The Gestapo is cracking down hard on the Jews in the ghetto. Today all "newsers", i.e. those who listened to the radio and spread political news in the ghetto, were arrested. Already about 40 people are doing time. Allegedly the Gestapo and the Kripo (Kriminalpolizei) have employed a lot of new Jewish snoopers recently. One must really beware of them.
Dawid Sierakowiak, Saturday, June 21, 1941.

The Kripo's duty was to confiscate everything. But before they did it, they had to find out if something is hidden somewhere, and where it is hidden. There was only one practically foolproof method here. The suspect having hidden something valuable was arrested, and then beaten and tortured long enough to plead guilty, i. e. to say what and where it is hidden. For when he had nothing left, if he had not hidden anything, if he had not given a golden wedding ring, a fur coat or a piece of woollen cloth to someone for safekeeping - there was no way for the suspect to get out of the Kripo station alive.
Arnold Mostowicz, The Yellow Star and the Red Cross, p. 23.

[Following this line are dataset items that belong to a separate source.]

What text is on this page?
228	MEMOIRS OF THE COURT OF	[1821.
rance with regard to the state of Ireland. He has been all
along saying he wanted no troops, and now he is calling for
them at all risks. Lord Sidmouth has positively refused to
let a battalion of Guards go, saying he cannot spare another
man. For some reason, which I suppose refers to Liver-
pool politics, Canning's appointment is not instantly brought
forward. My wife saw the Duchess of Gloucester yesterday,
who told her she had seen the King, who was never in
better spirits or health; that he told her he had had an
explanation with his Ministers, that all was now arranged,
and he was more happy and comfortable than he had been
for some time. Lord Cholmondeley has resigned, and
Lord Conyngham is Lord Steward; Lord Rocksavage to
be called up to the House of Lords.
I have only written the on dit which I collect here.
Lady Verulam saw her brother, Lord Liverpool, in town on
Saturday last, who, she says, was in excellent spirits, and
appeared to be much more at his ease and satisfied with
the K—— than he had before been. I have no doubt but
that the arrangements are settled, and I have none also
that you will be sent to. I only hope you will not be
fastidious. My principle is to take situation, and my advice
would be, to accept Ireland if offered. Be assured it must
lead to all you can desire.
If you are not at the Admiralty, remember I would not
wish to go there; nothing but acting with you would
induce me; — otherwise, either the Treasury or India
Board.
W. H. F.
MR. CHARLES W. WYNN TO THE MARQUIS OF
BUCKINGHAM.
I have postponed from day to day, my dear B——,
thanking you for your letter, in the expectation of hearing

On the same day, without any delay, in the courtyard of the camp a car arrived. Stepping out of the car was Schwind and Neuman, the Kripo commander, wearing an SS uniform. After Schwind's" introduction," Neuman gave a short speech. He accused us of not working properly and of robbing the ghetto's property, which belongs to the German authorities. Then Brauder stepped out and called out the names of two people, and claimed to have found the "stolen" goods in their possession. Subsequently, Danciger mentioned by name four Jews who sabotaged the work. Neuman ordered all the "negligent" six to step out and handed them over to the Kripo agents. Our wretched companions were executed in the late evening hours.
Jakub Poznanski, Diary from the Lodz Ghetto, January 12, 1945, p. 261.